A rattling in the lock Then the door opened behind her.
She turned and saw Ephram there.
But Ephram looked defeated. "That's enough . . ." He tossed the key onto the floor. "I . . . will cooperate, Samuel."
"You
have
become peculiar lately," Sam Denver chuckled. "Very well, Constance." The tendril slunk
back to him like the gelatinous antenna of a snail pulling into itself.
Denver drew the Handy Man aside, away from his wife. "What can you do for her, then, Ephram?"
Seeing they'd lost interest in her, Constance edged toward the bed. She wasn't sure why - but she had to do this. Maybe some door in her had been left open a slit. She pulled the white boy off the black girl, rolled him toward Denver's side of the murdered bed. The girl turned on her side to try to crawl off the bed - and found herself staring, three inches away, into the mummified face of the boy they'd made into a mattress cover. She screamed in recognition: and Constance saw the family resemblance between the two faces. The girl's brother.

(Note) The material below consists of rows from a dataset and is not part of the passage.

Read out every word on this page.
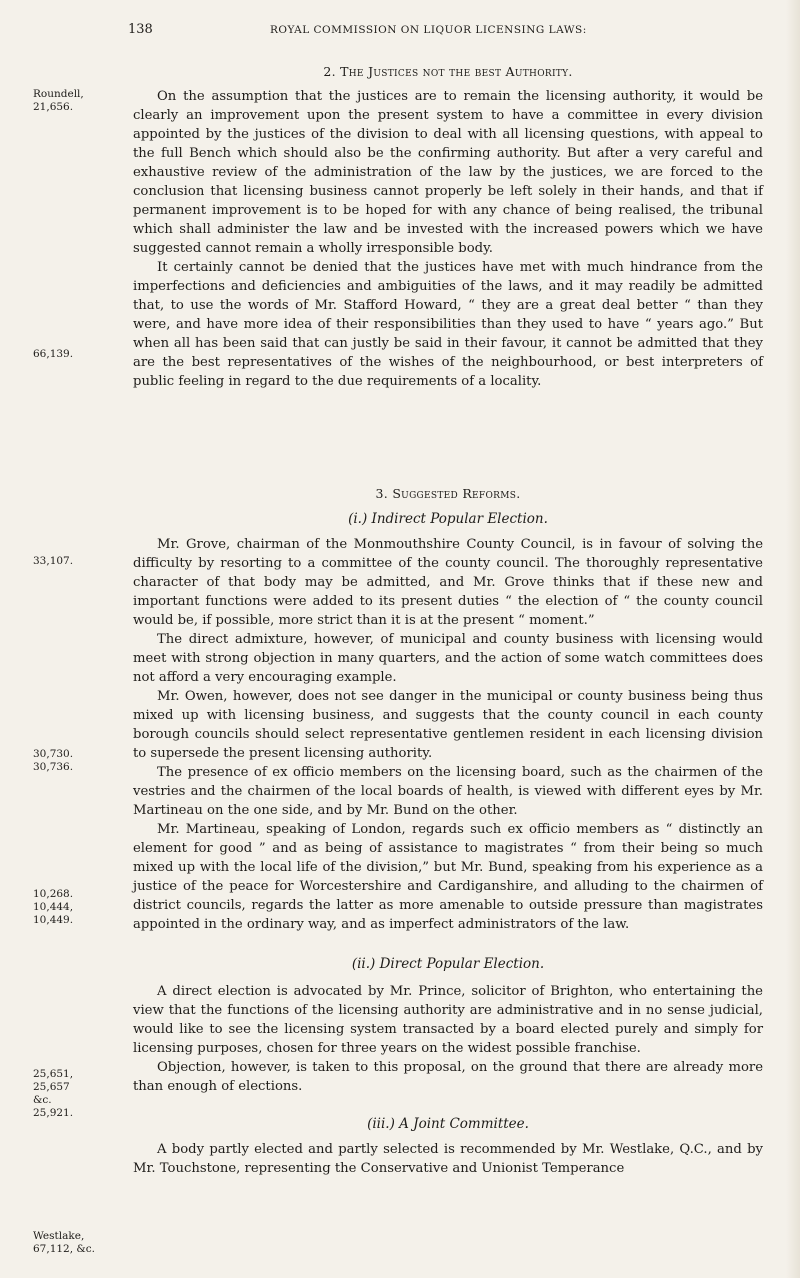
138	ROYAL COMMISSION ON LIQUOR LICENSING LAWS:
Roundell,
21,656.
66,139.
33,107.
30,730.
30,736.
10,268.
10,444,
10,449.
25,651,
25,657
&c.
25,921.
Westlake,
67,112, &c.
2. The Justices not the best Authority.

On the assumption that the justices are to remain the licensing authority, it would be clearly an improvement upon the present system to have a committee in every division appointed by the justices of the division to deal with all licensing questions, with appeal to the full Bench which should also be the confirming authority. But after a very careful and exhaustive review of the administration of the law by the justices, we are forced to the conclusion that licensing business cannot properly be left solely in their hands, and that if permanent improvement is to be hoped for with any chance of being realised, the tribunal which shall administer the law and be invested with the increased powers which we have suggested cannot remain a wholly irresponsible body.

It certainly cannot be denied that the justices have met with much hindrance from the imperfections and deficiencies and ambiguities of the laws, and it may readily be admitted that, to use the words of Mr. Stafford Howard, “ they are a great deal better “ than they were, and have more idea of their responsibilities than they used to have “ years ago.” But when all has been said that can justly be said in their favour, it cannot be admitted that they are the best representatives of the wishes of the neighbourhood, or best interpreters of public feeling in regard to the due requirements of a locality.

3. Suggested Reforms.
(i.) Indirect Popular Election.

Mr. Grove, chairman of the Monmouthshire County Council, is in favour of solving the difficulty by resorting to a committee of the county council. The thoroughly representative character of that body may be admitted, and Mr. Grove thinks that if these new and important functions were added to its present duties “ the election of “ the county council would be, if possible, more strict than it is at the present “ moment.”

The direct admixture, however, of municipal and county business with licensing would meet with strong objection in many quarters, and the action of some watch committees does not afford a very encouraging example.

Mr. Owen, however, does not see danger in the municipal or county business being thus mixed up with licensing business, and suggests that the county council in each county borough councils should select representative gentlemen resident in each licensing division to supersede the present licensing authority.

The presence of ex officio members on the licensing board, such as the chairmen of the vestries and the chairmen of the local boards of health, is viewed with different eyes by Mr. Martineau on the one side, and by Mr. Bund on the other.

Mr. Martineau, speaking of London, regards such ex officio members as “ distinctly an element for good ” and as being of assistance to magistrates “ from their being so much mixed up with the local life of the division,” but Mr. Bund, speaking from his experience as a justice of the peace for Worcestershire and Cardiganshire, and alluding to the chairmen of district councils, regards the latter as more amenable to outside pressure than magistrates appointed in the ordinary way, and as imperfect administrators of the law.

(ii.) Direct Popular Election.

A direct election is advocated by Mr. Prince, solicitor of Brighton, who entertaining the view that the functions of the licensing authority are administrative and in no sense judicial, would like to see the licensing system transacted by a board elected purely and simply for licensing purposes, chosen for three years on the widest possible franchise.

Objection, however, is taken to this proposal, on the ground that there are already more than enough of elections.

(iii.) A Joint Committee.

A body partly elected and partly selected is recommended by Mr. Westlake, Q.C., and by Mr. Touchstone, representing the Conservative and Unionist Temperance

The girl covered her face with her hands, screaming uncontrollably into her bloody palms. Constance helped her to stand, and drew her aside. The girl fell silent, shaking. Constance wondered if Denver would let the two of them get out the door.
Ephram was staring at the woman. That'd be Mrs. Denver, Judy, from what he'd told her. Once Mrs. Stutgart. Ephram was doing something to her with his mind. Ephram grimaced and shook his head. "I haven't got the strength. They're too firmly a part of her."